Zugleich warnt die Kammer Politik und Kassen vor einem drohenden Praxissterben, was noch längere Wartezeiten für Patienten zur Folge hätte. Zwölf Wochen betragen diese im Schnitt bundesweit. In Rheinland-Pfalz müssen sich die Patienten noch etwa zwei Wochen länger gedulden. „Nur die Hälfte der Psychotherapeuten führt überhaupt eine Warteliste, da in manchen stark real unterversorgten Gebieten sonst Wartezeiten von bis zu einem Jahr auflaufen würden“, sagt Sprecherin Gisela Borgmann-Schäfer.

Hintergrund ist, dass Rheinland-Pfalz zwar offiziell als überversorgt mit Psychotherapeuten gilt, aus Sicht der Kammer aber 24 von 28 Planungsbereichen im Vergleich zum Bundesdurchschnitt unterversorgt sind. Beispiel: Im Kreis Altenkirchen gab es im vergangenen Jahr 13 Psychologen je 100 000 Einwohner, halb so wenig wie der Bundesdurchschnitt von fast 26 je 100 000 Einwohnern. Laut Bedarfsplanung gilt der Kreis aber als deutlich überversorgt. Mit Folgen: Denn das neue Versorgungsgesetz soll ab 2012 dazu beitragen, solche angeblichen Überkapazitäten abzubauen. Die Kassenärztliche Vereinigung darf dann Psychotherapeutensitze aufkaufen. Zwar ist dies laut Borgmann-Schäfer derzeit nicht geplant. Aber die angebliche Überversorgung diene den Kassen weiter als Argument, um weitere eigentlich nötige Arztsitze strikt abzulehnen.

Aus Sicht der Kassen tragen die Psychologen selbst einen Teil der Schuld für zu lange Wartezeiten. Viele der Ärzte würden nur in Teilzeit arbeiten, obwohl die Bedarfsplanung eine Vollzeittätigkeit vorsehe.
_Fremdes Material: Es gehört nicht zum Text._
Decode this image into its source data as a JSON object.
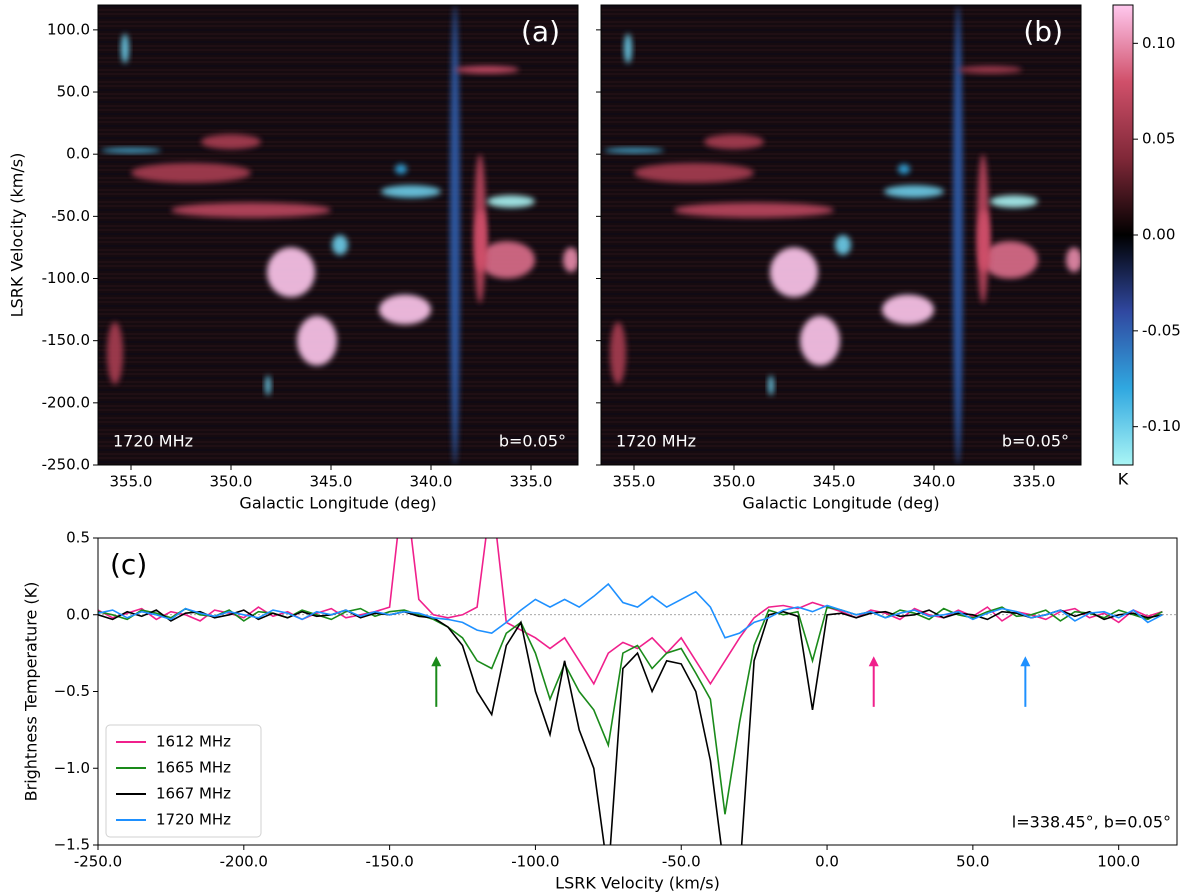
{
  "chart_data": [
    {
      "type": "heatmap",
      "panel_label": "(a)",
      "frequency_label": "1720 MHz",
      "latitude_label": "b=0.05°",
      "xlabel": "Galactic Longitude (deg)",
      "ylabel": "LSRK Velocity (km/s)",
      "xlim": [
        356.65,
        332.65
      ],
      "ylim": [
        -250,
        120
      ],
      "xticks": [
        {
          "value": 355,
          "label": "355.0"
        },
        {
          "value": 350,
          "label": "350.0"
        },
        {
          "value": 345,
          "label": "345.0"
        },
        {
          "value": 340,
          "label": "340.0"
        },
        {
          "value": 335,
          "label": "335.0"
        }
      ],
      "yticks": [
        {
          "value": 100,
          "label": "100.0"
        },
        {
          "value": 50,
          "label": "50.0"
        },
        {
          "value": 0,
          "label": "0.0"
        },
        {
          "value": -50,
          "label": "-50.0"
        },
        {
          "value": -100,
          "label": "-100.0"
        },
        {
          "value": -150,
          "label": "-150.0"
        },
        {
          "value": -200,
          "label": "-200.0"
        },
        {
          "value": -250,
          "label": "-250.0"
        }
      ],
      "ytick_labels": true,
      "blobs": [
        {
          "l": 338.8,
          "v": -65,
          "dl": 0.25,
          "dv": 185,
          "value": -0.05
        },
        {
          "l": 349,
          "v": -45,
          "dl": 4,
          "dv": 6,
          "value": 0.07
        },
        {
          "l": 352,
          "v": -15,
          "dl": 3,
          "dv": 8,
          "value": 0.06
        },
        {
          "l": 350,
          "v": 10,
          "dl": 1.5,
          "dv": 6,
          "value": 0.06
        },
        {
          "l": 347.0,
          "v": -95,
          "dl": 1.2,
          "dv": 20,
          "value": 0.12
        },
        {
          "l": 345.7,
          "v": -150,
          "dl": 1.0,
          "dv": 20,
          "value": 0.12
        },
        {
          "l": 341.3,
          "v": -125,
          "dl": 1.3,
          "dv": 12,
          "value": 0.12
        },
        {
          "l": 336.2,
          "v": -85,
          "dl": 1.4,
          "dv": 15,
          "value": 0.09
        },
        {
          "l": 337.55,
          "v": -60,
          "dl": 0.3,
          "dv": 60,
          "value": 0.07
        },
        {
          "l": 337.5,
          "v": -70,
          "dl": 0.3,
          "dv": 25,
          "value": 0.08
        },
        {
          "l": 333,
          "v": -85,
          "dl": 0.4,
          "dv": 10,
          "value": 0.1
        },
        {
          "l": 355.8,
          "v": -160,
          "dl": 0.4,
          "dv": 25,
          "value": 0.06
        },
        {
          "l": 337.2,
          "v": 68,
          "dl": 1.6,
          "dv": 3,
          "value": 0.08
        },
        {
          "l": 341,
          "v": -30,
          "dl": 1.5,
          "dv": 5,
          "value": -0.1
        },
        {
          "l": 336,
          "v": -38,
          "dl": 1.2,
          "dv": 5,
          "value": -0.12
        },
        {
          "l": 355.3,
          "v": 85,
          "dl": 0.2,
          "dv": 12,
          "value": -0.1
        },
        {
          "l": 355,
          "v": 3,
          "dl": 1.5,
          "dv": 2,
          "value": -0.09
        },
        {
          "l": 344.55,
          "v": -73,
          "dl": 0.4,
          "dv": 8,
          "value": -0.1
        },
        {
          "l": 341.5,
          "v": -12,
          "dl": 0.3,
          "dv": 4,
          "value": -0.08
        },
        {
          "l": 348.15,
          "v": -186,
          "dl": 0.15,
          "dv": 8,
          "value": -0.1
        }
      ]
    },
    {
      "type": "heatmap",
      "panel_label": "(b)",
      "frequency_label": "1720 MHz",
      "latitude_label": "b=0.05°",
      "xlabel": "Galactic Longitude (deg)",
      "xlim": [
        356.65,
        332.65
      ],
      "ylim": [
        -250,
        120
      ],
      "xticks": [
        {
          "value": 355,
          "label": "355.0"
        },
        {
          "value": 350,
          "label": "350.0"
        },
        {
          "value": 345,
          "label": "345.0"
        },
        {
          "value": 340,
          "label": "340.0"
        },
        {
          "value": 335,
          "label": "335.0"
        }
      ],
      "yticks": [
        100,
        50,
        0,
        -50,
        -100,
        -150,
        -200,
        -250
      ],
      "ytick_labels": false,
      "blobs": [
        {
          "l": 338.8,
          "v": -65,
          "dl": 0.25,
          "dv": 185,
          "value": -0.05
        },
        {
          "l": 349,
          "v": -45,
          "dl": 4,
          "dv": 6,
          "value": 0.07
        },
        {
          "l": 352,
          "v": -15,
          "dl": 3,
          "dv": 8,
          "value": 0.06
        },
        {
          "l": 350,
          "v": 10,
          "dl": 1.5,
          "dv": 6,
          "value": 0.06
        },
        {
          "l": 347.0,
          "v": -95,
          "dl": 1.2,
          "dv": 20,
          "value": 0.12
        },
        {
          "l": 345.7,
          "v": -150,
          "dl": 1.0,
          "dv": 20,
          "value": 0.12
        },
        {
          "l": 341.3,
          "v": -125,
          "dl": 1.3,
          "dv": 12,
          "value": 0.12
        },
        {
          "l": 336.2,
          "v": -85,
          "dl": 1.4,
          "dv": 15,
          "value": 0.09
        },
        {
          "l": 337.55,
          "v": -60,
          "dl": 0.3,
          "dv": 60,
          "value": 0.07
        },
        {
          "l": 337.5,
          "v": -70,
          "dl": 0.3,
          "dv": 25,
          "value": 0.08
        },
        {
          "l": 333,
          "v": -85,
          "dl": 0.4,
          "dv": 10,
          "value": 0.1
        },
        {
          "l": 355.8,
          "v": -160,
          "dl": 0.4,
          "dv": 25,
          "value": 0.06
        },
        {
          "l": 337.2,
          "v": 68,
          "dl": 1.6,
          "dv": 3,
          "value": 0.06
        },
        {
          "l": 341,
          "v": -30,
          "dl": 1.5,
          "dv": 5,
          "value": -0.1
        },
        {
          "l": 336,
          "v": -38,
          "dl": 1.2,
          "dv": 5,
          "value": -0.12
        },
        {
          "l": 355.3,
          "v": 85,
          "dl": 0.2,
          "dv": 12,
          "value": -0.1
        },
        {
          "l": 355,
          "v": 3,
          "dl": 1.5,
          "dv": 2,
          "value": -0.09
        },
        {
          "l": 344.55,
          "v": -73,
          "dl": 0.4,
          "dv": 8,
          "value": -0.1
        },
        {
          "l": 341.5,
          "v": -12,
          "dl": 0.3,
          "dv": 4,
          "value": -0.08
        },
        {
          "l": 348.15,
          "v": -186,
          "dl": 0.15,
          "dv": 8,
          "value": -0.1
        }
      ],
      "colorbar": {
        "label": "K",
        "lim": [
          -0.12,
          0.12
        ],
        "colors": [
          "#aaf5f5",
          "#30a8e0",
          "#3048a0",
          "#000000",
          "#802838",
          "#d0506a",
          "#ffc8ee"
        ],
        "ticks": [
          {
            "value": 0.1,
            "label": "0.10"
          },
          0.05,
          {
            "value": 0,
            "label": "0.00"
          },
          -0.05,
          {
            "value": -0.1,
            "label": "-0.10"
          }
        ]
      }
    },
    {
      "type": "line",
      "panel_label": "(c)",
      "position_label": "l=338.45°, b=0.05°",
      "xlabel": "LSRK Velocity (km/s)",
      "ylabel": "Brightness Temperature (K)",
      "xlim": [
        -250,
        120
      ],
      "ylim": [
        -1.5,
        0.5
      ],
      "xticks": [
        {
          "value": -250,
          "label": "-250.0"
        },
        {
          "value": -200,
          "label": "-200.0"
        },
        {
          "value": -150,
          "label": "-150.0"
        },
        {
          "value": -100,
          "label": "-100.0"
        },
        {
          "value": -50,
          "label": "-50.0"
        },
        {
          "value": 0,
          "label": "0.0"
        },
        {
          "value": 50,
          "label": "50.0"
        },
        {
          "value": 100,
          "label": "100.0"
        }
      ],
      "yticks": [
        0.5,
        {
          "value": 0,
          "label": "0.0"
        },
        {
          "value": -0.5,
          "label": "−0.5"
        },
        {
          "value": -1,
          "label": "−1.0"
        },
        {
          "value": -1.5,
          "label": "−1.5"
        }
      ],
      "zero_line": true,
      "legend": "lower left",
      "x": [
        -250,
        -245,
        -240,
        -235,
        -230,
        -225,
        -220,
        -215,
        -210,
        -205,
        -200,
        -195,
        -190,
        -185,
        -180,
        -175,
        -170,
        -165,
        -160,
        -155,
        -150,
        -145,
        -140,
        -135,
        -130,
        -125,
        -120,
        -115,
        -110,
        -105,
        -100,
        -95,
        -90,
        -85,
        -80,
        -75,
        -70,
        -65,
        -60,
        -55,
        -50,
        -45,
        -40,
        -35,
        -30,
        -25,
        -20,
        -15,
        -10,
        -5,
        0,
        5,
        10,
        15,
        20,
        25,
        30,
        35,
        40,
        45,
        50,
        55,
        60,
        65,
        70,
        75,
        80,
        85,
        90,
        95,
        100,
        105,
        110,
        115
      ],
      "series": [
        {
          "name": "1612 MHz",
          "color": "#f0208c",
          "values": [
            0.03,
            -0.02,
            0.01,
            0.04,
            -0.03,
            0.02,
            0.0,
            -0.04,
            0.03,
            0.01,
            -0.02,
            0.05,
            -0.01,
            0.02,
            -0.03,
            0.01,
            0.04,
            -0.02,
            0.0,
            0.02,
            0.05,
            0.9,
            0.1,
            0.0,
            -0.02,
            0.0,
            0.05,
            0.8,
            -0.05,
            -0.1,
            -0.15,
            -0.22,
            -0.15,
            -0.3,
            -0.45,
            -0.25,
            -0.18,
            -0.22,
            -0.15,
            -0.25,
            -0.15,
            -0.3,
            -0.45,
            -0.3,
            -0.15,
            -0.02,
            0.05,
            0.06,
            0.04,
            0.08,
            0.05,
            0.02,
            -0.02,
            0.03,
            0.01,
            -0.03,
            0.04,
            0.0,
            -0.02,
            0.03,
            -0.01,
            0.05,
            -0.04,
            0.02,
            0.0,
            -0.03,
            0.02,
            0.04,
            -0.02,
            0.01,
            -0.05,
            0.03,
            -0.01,
            0.02
          ]
        },
        {
          "name": "1665 MHz",
          "color": "#1a8a1a",
          "values": [
            0.02,
            0.0,
            -0.03,
            0.03,
            0.01,
            -0.02,
            0.04,
            0.0,
            -0.01,
            0.03,
            -0.04,
            0.02,
            0.01,
            -0.02,
            0.03,
            0.0,
            -0.03,
            0.02,
            0.04,
            -0.01,
            0.02,
            0.03,
            0.0,
            -0.03,
            -0.08,
            -0.15,
            -0.3,
            -0.35,
            -0.12,
            -0.05,
            -0.25,
            -0.55,
            -0.32,
            -0.5,
            -0.62,
            -0.85,
            -0.25,
            -0.2,
            -0.35,
            -0.25,
            -0.22,
            -0.38,
            -0.55,
            -1.3,
            -0.7,
            -0.2,
            0.03,
            0.0,
            0.02,
            -0.3,
            0.05,
            0.03,
            0.0,
            0.02,
            -0.02,
            0.03,
            0.01,
            -0.03,
            0.04,
            0.0,
            -0.02,
            0.02,
            0.05,
            -0.01,
            0.0,
            0.03,
            -0.04,
            0.02,
            0.01,
            -0.02,
            0.03,
            0.0,
            -0.03,
            0.02
          ]
        },
        {
          "name": "1667 MHz",
          "color": "#000000",
          "values": [
            0.0,
            -0.03,
            0.02,
            -0.01,
            0.03,
            -0.04,
            0.01,
            0.02,
            -0.02,
            0.0,
            0.03,
            -0.03,
            0.01,
            -0.02,
            0.02,
            -0.01,
            0.0,
            0.03,
            -0.02,
            0.01,
            0.0,
            0.02,
            -0.01,
            -0.02,
            -0.08,
            -0.2,
            -0.5,
            -0.65,
            -0.2,
            -0.05,
            -0.5,
            -0.78,
            -0.3,
            -0.75,
            -1.0,
            -1.7,
            -0.35,
            -0.25,
            -0.5,
            -0.3,
            -0.32,
            -0.5,
            -0.95,
            -1.7,
            -1.7,
            -0.3,
            0.0,
            0.02,
            -0.01,
            -0.62,
            0.0,
            0.01,
            -0.02,
            0.01,
            0.02,
            -0.01,
            0.0,
            0.03,
            -0.02,
            0.01,
            0.0,
            -0.03,
            0.02,
            0.01,
            -0.02,
            0.0,
            0.03,
            -0.01,
            0.02,
            -0.03,
            0.0,
            0.01,
            -0.02,
            0.0
          ]
        },
        {
          "name": "1720 MHz",
          "color": "#1e90ff",
          "values": [
            0.01,
            0.03,
            -0.02,
            0.02,
            0.0,
            -0.03,
            0.04,
            0.01,
            -0.01,
            0.02,
            0.0,
            -0.02,
            0.03,
            0.01,
            -0.03,
            0.02,
            0.0,
            0.03,
            -0.01,
            0.02,
            0.0,
            0.02,
            0.01,
            -0.02,
            -0.03,
            -0.05,
            -0.1,
            -0.12,
            -0.05,
            0.03,
            0.1,
            0.05,
            0.1,
            0.05,
            0.12,
            0.2,
            0.08,
            0.05,
            0.12,
            0.05,
            0.1,
            0.15,
            0.05,
            -0.15,
            -0.12,
            -0.05,
            -0.02,
            0.03,
            0.05,
            0.02,
            0.06,
            0.03,
            0.0,
            0.02,
            -0.02,
            0.01,
            0.03,
            -0.01,
            0.0,
            0.02,
            -0.03,
            0.01,
            0.04,
            0.02,
            -0.02,
            0.0,
            0.03,
            -0.04,
            0.01,
            0.02,
            -0.02,
            0.03,
            -0.05,
            0.0
          ]
        }
      ],
      "arrows": [
        {
          "x": -134,
          "y_start": -0.6,
          "y_end": -0.27,
          "color": "#1a8a1a"
        },
        {
          "x": 16,
          "y_start": -0.6,
          "y_end": -0.27,
          "color": "#f0208c"
        },
        {
          "x": 68,
          "y_start": -0.6,
          "y_end": -0.27,
          "color": "#1e90ff"
        }
      ]
    }
  ]
}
Der Kassenspitzenverband fordert: „Die Psychotherapeuten müssen ihre Praxisöffnungszeiten ausweiten.“ Außerdem setzen sich die Krankenversicherungen für mehr Kurzzeit- und Gruppentherapien ein, um mehr Patienten auf einmal versorgen zu können. Es scheint höchste Zeit, dass sich Politik und Gesellschaft mehr Gedanken machen über ein Thema, das bislang für viele als Tabu galt: die Psyche der Bürger.